Customers can use Durable-LSN Logic with HASql and SERIALIZABLE isolation level to attain Linearizable Consistency, and correctness in the face of network partitions. Linearizability is not supported for LUA stored-procedures or triggers. We have included a partial lrl file in the distribution (‘linearizable/linearizable.lrl’) that shows the correct lrl switches to attain LINEARIZABLE consistency.

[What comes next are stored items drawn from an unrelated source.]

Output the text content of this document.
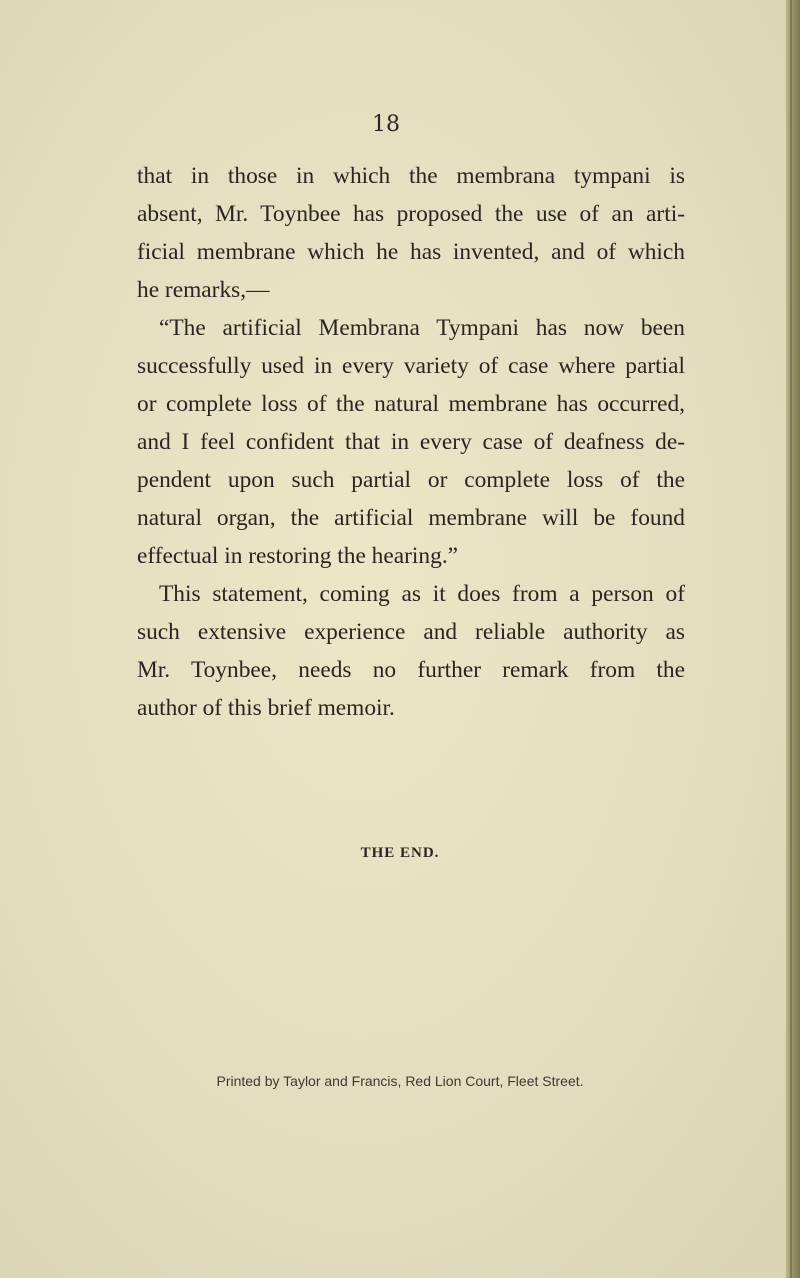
18
that in those in which the membrana tympani is
absent, Mr. Toynbee has proposed the use of an arti-
ficial membrane which he has invented, and of which
he remarks,—
“The artificial Membrana Tympani has now been
successfully used in every variety of case where partial
or complete loss of the natural membrane has occurred,
and I feel confident that in every case of deafness de-
pendent upon such partial or complete loss of the
natural organ, the artificial membrane will be found
effectual in restoring the hearing.”
This statement, coming as it does from a person of
such extensive experience and reliable authority as
Mr. Toynbee, needs no further remark from the
author of this brief memoir.
THE END.
Printed by Taylor and Francis, Red Lion Court, Fleet Street.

Comdb2 is a single-master log-shipping system that uses log-shipping of physical logs to keep the replicants in-sync with the master. A write in our system never returns control to the client until the master has replicated that write to all of the nodes in the cluster. Replicants which fail to apply a write are marked ‘incoherent’ by the master. An incoherent node isn’t allowed to service any new requests. The master is the arbiter of consistency: all replicant nodes are periodically issued a replicant-lease. A replicant is allowed to service requests until the expiration of that lease. If the master sees that a replicant hasn’t applied an update within a period of time, it will stop issuing coherency leases to that replicant, and then defer all write requests until such time as the master is certain that the replicant’s lease has expired. The comdb2 lease system is described more fully under the Coherency leases section.
If durable-LSN logic is disabled, then when a client begins a transaction against a replicant, the replicant’s current LSN defines the transaction’s logical starting point. Because the replicant’s current LSN can slightly trail the master’s current LSN, clients may have an outdated view of the database. This isn’t quite as bad as it sounds as we request that the replicant must at least be coherent before we allow it to service a request. So at worst we might be looking at a view of the world which is lease-duration milliseconds in the past. Additionally, the master blocks in distributed commit until the commit-LSN has propagated to all coherent cluster nodes, or until the commit times out. If a replicant doesn’t apply an update in time, the master marks it incoherent by deferring all outstanding writes until it knows that the replicant’s lease has expired. So if a replicant isn’t in-sync with the master, if it is coherent and allowed to handle requests, we know that the set of writes that are missing are still outstanding: the writing clients are still blocked. This means that without durable-LSN logic, while a write is outstanding a separate client may or may not see the write depending upon whether the host replicant has applied it. In the worst case, a single thread could be unlucky enough to jump from a node which has the write to a node which doesn’t have the write, making it appear as if the database has gone backwards in time.
The durable-LSN scheme is pretty simple at its core: we only allow clients to read data which has been replicated to a majority of the cluster. If a write has been written to a majority of the cluster nodes, we consider it ‘durable’ as it is guaranteed to be part of any sub-cluster which has at least a majority of the nodes, and we only allow a master to be elected by consent of at least a majority of the cluster nodes. When a client issues a request against a replicant, the replicant requests the most recent durable-LSN from the master. The client’s sql session then begins on the replicant at a snapshot corresponding to that lsn. For the case where the current replicant hasn’t reached the current durable-LSN, we simply ask that the client make the request against a different replicant.
Under durable-LSN logic every transaction will execute at a precise logical point-in-time as determined by the master. If a commit hasn’t propagated to a majority of the cluster nodes, then even though the master’s physical LSN can proceed forward, the cluster’s most recent durable-LSN stays the same. Any new request on any node in the cluster will begin a snapshot at the cluster’s most recent durable-LSN, not (necessarily) the master’s current physical LSN. Writes which aren’t durable are automatically retried against different replicant. This is safe as a global table protects comdb2 from duplicate writes.
We thank Kyle Kingsbury and his website for describing the differences between “serializable”, and “linearizable” isolation levels, and for his highly amusing commentary in verifying that distributed systems correctly provide the isolation levels that they claim to provide. A lot of the entertainment in reading this blog is derived from defensive programmers or business owners who argue publicly and passionately against Kyle after Kyle has shown definitively that their system fails. We think it’s more rational to state on the outset that we might not be perfect, but we’d like to be. We have tested comdb2 using Kyle’s Jepsen test suite, as well as our own tests, and the testing we’ve done suggests that with respect to a subset of features, we are, in fact, a linearizable system. While this sort of testing might be able to suggest that comdb2 is linearizable, it cannot prove that comdb2 is linearizable, and further, a single failure from any test-driver is sufficient to expose a flaw. If you have a reproducible test case where comdb2 fails, please forward it to us so that we can address the issue. Though at times it can be embarrassing, this type of feedback is invaluable to us in that it gives us the opportunity to address our issues, and ultimately to provide our customers with a more robust and stable product.